‘Game changing’ genetic therapy could help sufferers of blindness see more clearly again


Age-related macular degeneration (AMD) is a progressive eye disease affecting 600,000 people in the UK. Its sufferers include Oscar-winning actress Dame Judi Dench.

Now a team at Trinity College, Dublin, have developed a revolutionary treatment. Jabs provide a boost of energy to mitochondria, the “powerhouses” in all cells, including tissue at the back of the eye that turns light into sight signals for the brain.
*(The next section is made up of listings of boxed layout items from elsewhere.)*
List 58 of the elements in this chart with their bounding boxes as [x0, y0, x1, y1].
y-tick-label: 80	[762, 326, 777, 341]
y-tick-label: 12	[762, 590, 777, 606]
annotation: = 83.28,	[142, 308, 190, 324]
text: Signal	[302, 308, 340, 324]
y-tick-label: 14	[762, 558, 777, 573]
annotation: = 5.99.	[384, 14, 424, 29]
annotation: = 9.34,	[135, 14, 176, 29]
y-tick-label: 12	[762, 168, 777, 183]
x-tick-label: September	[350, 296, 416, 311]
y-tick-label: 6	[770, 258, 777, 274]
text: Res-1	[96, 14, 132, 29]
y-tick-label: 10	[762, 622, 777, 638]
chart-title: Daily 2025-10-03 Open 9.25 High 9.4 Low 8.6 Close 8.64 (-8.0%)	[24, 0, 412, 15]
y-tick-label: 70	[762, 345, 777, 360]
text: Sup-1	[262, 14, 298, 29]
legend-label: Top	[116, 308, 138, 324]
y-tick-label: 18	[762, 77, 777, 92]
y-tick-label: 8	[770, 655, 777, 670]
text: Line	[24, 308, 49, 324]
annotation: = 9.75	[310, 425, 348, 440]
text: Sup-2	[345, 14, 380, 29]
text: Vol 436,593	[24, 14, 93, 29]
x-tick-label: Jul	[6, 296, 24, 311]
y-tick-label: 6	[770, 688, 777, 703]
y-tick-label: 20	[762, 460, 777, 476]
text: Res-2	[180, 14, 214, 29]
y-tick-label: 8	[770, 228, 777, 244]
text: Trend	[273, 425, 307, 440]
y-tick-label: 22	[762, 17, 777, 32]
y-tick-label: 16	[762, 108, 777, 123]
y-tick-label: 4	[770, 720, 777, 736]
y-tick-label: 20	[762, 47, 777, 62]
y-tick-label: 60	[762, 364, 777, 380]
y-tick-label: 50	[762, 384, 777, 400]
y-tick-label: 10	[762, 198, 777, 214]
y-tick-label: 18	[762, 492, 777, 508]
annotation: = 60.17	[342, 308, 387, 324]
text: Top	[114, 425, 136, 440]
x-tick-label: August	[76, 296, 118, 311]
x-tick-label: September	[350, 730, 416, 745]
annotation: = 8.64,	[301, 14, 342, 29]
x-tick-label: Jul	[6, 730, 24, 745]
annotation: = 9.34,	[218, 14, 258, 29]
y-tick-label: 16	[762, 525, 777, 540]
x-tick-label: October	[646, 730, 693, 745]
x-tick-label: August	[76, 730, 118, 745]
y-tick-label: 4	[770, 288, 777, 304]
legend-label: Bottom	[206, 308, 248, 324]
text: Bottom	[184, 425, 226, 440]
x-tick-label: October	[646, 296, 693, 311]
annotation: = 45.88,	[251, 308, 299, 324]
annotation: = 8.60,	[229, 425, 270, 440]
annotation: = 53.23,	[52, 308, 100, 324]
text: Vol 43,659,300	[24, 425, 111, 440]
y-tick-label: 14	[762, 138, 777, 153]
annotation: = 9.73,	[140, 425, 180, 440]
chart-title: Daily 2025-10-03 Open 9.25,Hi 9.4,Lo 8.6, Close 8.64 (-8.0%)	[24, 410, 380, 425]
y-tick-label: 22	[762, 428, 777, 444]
The scientists say their therapy benefited the most common form of AMD, the “dry” version, which occurs when cells in the macula responsible for vision die. Lead researcher Prof Jane Farrar said: “We hope this approach will be a game changer… in this disease for which there are currently no therapies.”

Dame Judi, 87, was diagnosed with the condition in 2012 and said: “You find a way of just getting about and getting over the things that you find very difficult, I’ve had to find another way of learning lines… which is having great friends of mine repeat them to me over and over and over again.”

She said her mother had similar sight loss “and now Finty, my daughter, goes and has her eyes checked. It is intensely irritating”.

Dr Sophia Millington-Ward, another researcher, said: “Although there is further work to be done… the results give us hope we are getting closer to a solution.” The research is published in the journal Clinical and Translational Medicine.